妊娠中の運動の重要性
妊娠中の女性は、自分とお腹の赤ちゃんを大切にすることが最優先です。
それを理由に、9ヶ月間は運動を控えようという気持ちになりがちです。でも、運動をやめてしまうのは得策ではなく、いつもより軽めに楽しむのが良いようです。運動がもたらす健康上のメリットは、妊娠前と同様に重要です。さらに、運動は自分だけでなくお腹の赤ちゃんにも良い影響を与えますので、体を動かすことを積極的に考えてみましょう。
体を動かすべき理由とは
イギリスのNHSは妊娠中に体を動かすことの重要性を強調しています。それは、アクティブに体力づくりに励むことで、体型の変化や体重の増加に適応しやすくなるからです。 1 また、定期的な運動は、足首や足、手のむくみ、静脈瘤の発症を抑え、腰痛対策にもなると言われています。 2
妊娠中の運動の安全性
体を動かすこと自体がお腹の赤ちゃんにとって安全でないということはありませんが、避けた方がよい運動はあります。特に、乗馬、スキー、サイクリング、体操など、転倒の危険性が高いものは避けるべきでしょう。また、格闘技やテニス、スカッシュのような球技など、お腹に何かがぶつかる危険性のあるスポーツも避けて下さい。スキューバダイビングは、赤ちゃんの減圧症対策ができないのでお勧めできません。それから、妊娠16週を過ぎたら、長時間仰向けになるのは避けて下さい。心臓に血液を戻す主要な血管が赤ちゃんの重みで圧迫されて、立ちくらみや失神を生じることがあります。
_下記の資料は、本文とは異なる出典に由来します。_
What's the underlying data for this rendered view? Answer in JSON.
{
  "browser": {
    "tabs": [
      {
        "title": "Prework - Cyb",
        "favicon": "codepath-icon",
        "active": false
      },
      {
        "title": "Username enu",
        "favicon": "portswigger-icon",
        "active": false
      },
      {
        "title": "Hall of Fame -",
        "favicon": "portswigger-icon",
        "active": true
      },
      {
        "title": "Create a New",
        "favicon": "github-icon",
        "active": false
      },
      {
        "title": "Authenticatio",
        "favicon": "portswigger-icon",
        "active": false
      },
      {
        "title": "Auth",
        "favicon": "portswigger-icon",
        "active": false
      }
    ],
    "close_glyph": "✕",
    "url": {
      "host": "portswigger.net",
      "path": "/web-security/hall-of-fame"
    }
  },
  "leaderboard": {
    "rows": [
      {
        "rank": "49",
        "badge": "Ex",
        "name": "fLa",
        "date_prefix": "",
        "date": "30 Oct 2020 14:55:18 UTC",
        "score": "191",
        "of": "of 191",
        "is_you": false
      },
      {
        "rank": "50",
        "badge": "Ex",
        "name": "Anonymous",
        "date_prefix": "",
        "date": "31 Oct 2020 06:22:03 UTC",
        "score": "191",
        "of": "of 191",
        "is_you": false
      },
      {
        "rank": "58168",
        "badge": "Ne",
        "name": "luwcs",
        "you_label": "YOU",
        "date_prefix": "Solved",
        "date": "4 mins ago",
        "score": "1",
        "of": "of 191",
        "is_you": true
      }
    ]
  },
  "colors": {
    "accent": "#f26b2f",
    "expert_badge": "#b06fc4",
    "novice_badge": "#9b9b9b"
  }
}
ヨガやピラティスはやっても構いませんが、インストラクターに妊娠していることを伝えた上で、不快感やめまいを感じるような体勢をとらないように注意して下さい。
そのほかにも気をつけるべきことはいくつかあります。お腹に赤ちゃんを抱えていると体温が上がりやすくなるので、水か同等の飲み物でしっかりと水分を補給することが大切です。
妊娠中に適している運動とは
妊娠初期から出産予定日に至るまで、妊娠中でも全く問題のないエクササイズはたくさんあります。普段通りの運動を続けても構いませんが、自分の体の声に耳を傾けて、違和感に気付いたら中止して下さい。体型の変化に応じて、より快適に行えるエクササイズや、妊娠中に特有のメリットがあるエクササイズを取り入れていくとよいでしょう。
水泳は体重が増えても水が支えてくれるので、特におすすめです。施設によっては、妊娠中の女性を対象としたマタニティ・クラスを設けているところもあります。水泳に興味のある方は、最寄りのプールに問い合わせてみましょう。
腹筋強化エクササイズでお腹の筋肉を鍛えると、妊娠中によく問題となる腰痛のサポートになります。自宅でできる簡単な運動の一例をご紹介しましょう。四つん這いになって、膝を股関節の真下に、手を肩関節の真下に置きます。背中を丸めるように天井に向けて引き上げながら腹筋を引き締めて下さい。そして、おへそを覗き込むようにしていた頭を前に出しながら、リラックスします。腹筋に力を入れることを意識して、ゆっくりと10回ほど繰り返します。
骨盤底筋エクササイズは、妊娠中に負担が大きくなる骨盤底筋を鍛えるためのものです。骨盤底筋が弱っていると、咳やくしゃみをしたときや、力んだときに失禁してしまいます。恥ずかしくてあまり口に出す人はいませんが、妊娠中も妊娠後も多くの女性が悩んでいることです。骨盤底筋を鍛えるには、トイレを我慢する時のようにお尻の筋肉を締めて、膣を引き上げる動きが有効です。このように力を込めた状態をできるだけ長く保ってから脱力するというエクササイズを10回繰り返します。これを1日に2、3回行って下さい。
注意したいこと
妊娠中の運動は基本的に問題ありませんが、例外もあります。心臓や肺の病気、膣からの持続的な出血、子癇前症や高血圧、貧血、早産、多胎妊娠などの症状がある方は必ず、運動を始める前に医師に相談して下さい。